本当に多くの方々から質問されました。「軽井沢?それもホテルへ何しに行くの?」今年の春のことです。おそらく現在も、私がホテルにチャプレンとして派遣されたことを不思議に感じておられる方も多いのではないでしょうか。それは、今まで司祭が学校や病院に遣わされることはあっても、一企業にということはなかったからです。アパートに住み、毎朝ホテルに出勤するという慣れない生活に、当初は戸惑うこともありましたが、半年を経て率直に思うことは「実に貴重な経験をさせてもらっている」ということです。字数に限りがあるため、この辺りのことはぜひ別の形で報告させて頂ければと願っています。
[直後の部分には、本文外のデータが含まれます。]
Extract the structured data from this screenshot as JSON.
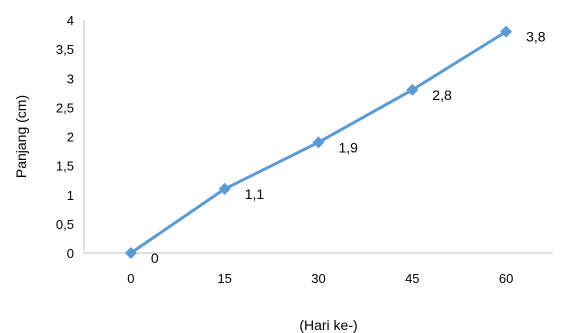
{
  "chart_data": {
    "type": "line",
    "title": "",
    "xlabel": "(Hari ke-)",
    "ylabel": "Panjang (cm)",
    "categories": [
      "0",
      "15",
      "30",
      "45",
      "60"
    ],
    "x": [
      0,
      15,
      30,
      45,
      60
    ],
    "series": [
      {
        "values": [
          0,
          1.1,
          1.9,
          2.8,
          3.8
        ],
        "data_labels": [
          "0",
          "1,1",
          "1,9",
          "2,8",
          "3,8"
        ],
        "color": "#5B9BD5",
        "marker": "diamond"
      }
    ],
    "yticks": [
      "0",
      "0,5",
      "1",
      "1,5",
      "2",
      "2,5",
      "3",
      "3,5",
      "4"
    ],
    "ylim": [
      0,
      4
    ],
    "grid": false,
    "legend": "none"
  }
}
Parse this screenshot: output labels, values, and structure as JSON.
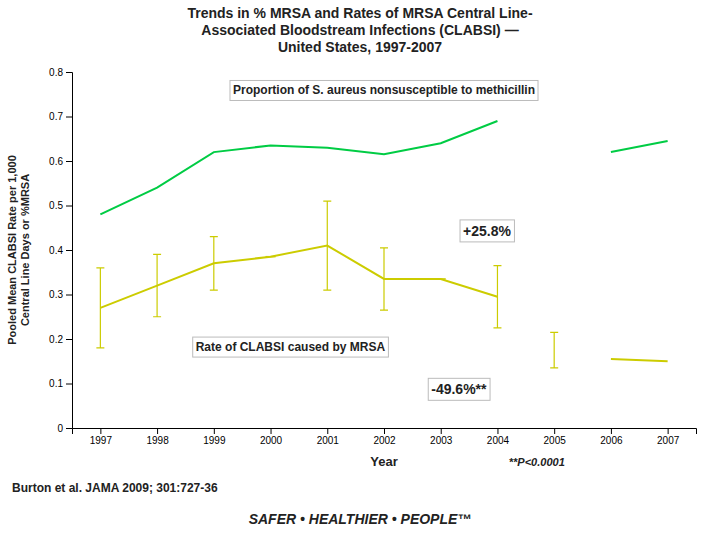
{
  "chart_data": {
    "type": "line",
    "title": [
      "Trends in % MRSA and Rates of MRSA Central Line-",
      "Associated Bloodstream Infections (CLABSI) —",
      "United States, 1997-2007"
    ],
    "x_label": "Year",
    "y_label": "Pooled Mean CLABSI Rate per 1,000\nCentral Line Days or %MRSA",
    "x": [
      1997,
      1998,
      1999,
      2000,
      2001,
      2002,
      2003,
      2004,
      2005,
      2006,
      2007
    ],
    "series": [
      {
        "name": "Proportion of S. aureus nonsusceptible to methicillin",
        "color": "#00cc44",
        "values": [
          0.48,
          0.54,
          0.62,
          0.635,
          0.63,
          0.615,
          0.64,
          0.69,
          null,
          0.62,
          0.645
        ]
      },
      {
        "name": "Rate of CLABSI caused by MRSA",
        "color": "#cccc00",
        "values": [
          0.27,
          0.32,
          0.37,
          0.385,
          0.41,
          0.335,
          0.335,
          0.295,
          null,
          0.155,
          0.15
        ],
        "error_bars": {
          "x": [
            1997,
            1998,
            1999,
            2001,
            2002,
            2004,
            2005
          ],
          "y": [
            0.27,
            0.32,
            0.37,
            0.41,
            0.335,
            0.295,
            0.175
          ],
          "low": [
            0.09,
            0.07,
            0.06,
            0.1,
            0.07,
            0.07,
            0.04
          ],
          "high": [
            0.09,
            0.07,
            0.06,
            0.1,
            0.07,
            0.07,
            0.04
          ]
        },
        "dashes": {
          "x": [
            2000,
            2003
          ],
          "y": [
            0.385,
            0.335
          ]
        }
      }
    ],
    "xlim": [
      1996.5,
      2007.5
    ],
    "xticks": [
      1997,
      1998,
      1999,
      2000,
      2001,
      2002,
      2003,
      2004,
      2005,
      2006,
      2007
    ],
    "ylim": [
      0,
      0.8
    ],
    "yticks": [
      0,
      0.1,
      0.2,
      0.3,
      0.4,
      0.5,
      0.6,
      0.7,
      0.8
    ],
    "grid": false,
    "annotations": [
      {
        "text": "+25.8%"
      },
      {
        "text": "-49.6%**"
      },
      {
        "text": "**P<0.0001"
      },
      {
        "text": "Burton et al. JAMA 2009; 301:727-36"
      },
      {
        "text": "SAFER • HEALTHIER • PEOPLE™"
      }
    ]
  }
}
とにかく、まず何よりもお伝えしたいことは、軽井沢という地は《聖公会》という言葉が浸透している全国でも稀有な(聖公会から言えば貴重な)町であるということです。今年はちょうど町制が施行されて80周年を迎えましたが、発刊された記念誌を開くと、すぐに「ショー記念礼拝堂」のカラー写真が大々的に掲載されています。《聖公会》という言葉も幾度も登場しています。8月に開催された「ショー祭」では、村岡司祭のご配慮により町長に挨拶する機会が与えられましたが、そのとき町長から言われた言葉が「聖公会の先生が軽井沢においで下さり、本当に嬉しく思っています」でした。更に驚いたことは、頂戴した町長の名刺の背景にショー記念礼拝堂の写真が印刷されていたことです。このことは私にとって、軽井沢における新たな宣教の可能性を直感させられた出来事でした。また長野新幹線が開通してからは、定住する人口も毎年増加傾向にあります。そのような中、最近つくづく思うことは、聖公会にとってこれ程恵まれた条件が与えられているにもかかわらず、もし軽井沢における宣教を積極的に考えないのであれば、それは教会の怠慢に他ならないということです。
近年、教会の危機的状況が叫ばれています。私たちは数字を見るたびに意気消沈し、自信喪失の状態に陥ってはいないでしょうか。正直私もそうでした。しかし、軽井沢での新たな経験と気づきを通して、「福音のためなら、わたしはどんなことでもします」「御言葉を宣べ伝えなさい。折が良くても悪くても励みなさい」というパウロの言葉が今までにない力強い響きをもって迫ってくるのです。勿論教会における礼拝と交わり、そして牧会は何よりも大切にされなければなりません。しかし、そのことだけに私たちの注意と関心が向けられるのであれば、今の厳しい教会の状況を打開、改善していくことは困難であるように思います。
軽井沢に来て改めて感じることは、教会の働きは社会の至るところに広がっているということです。そして《軽井沢の父》と称えられるショー師をはじめ、かつての宣教師たちの伝道に対する熱意と、確固とした信仰、そして常に社会に目を向けている開かれた姿勢から私たちはもっと真摯に学ぶ必要を感じるのです。私は現在、ホテルスタッフの一員として年間400組を超える結婚式の責任を持っていますが、この軽井沢の地においてイエス・キリストの働きを担う者(クリスチャン)として、今後も宣教の可能性を祈りの内に模索していきたいと思っています。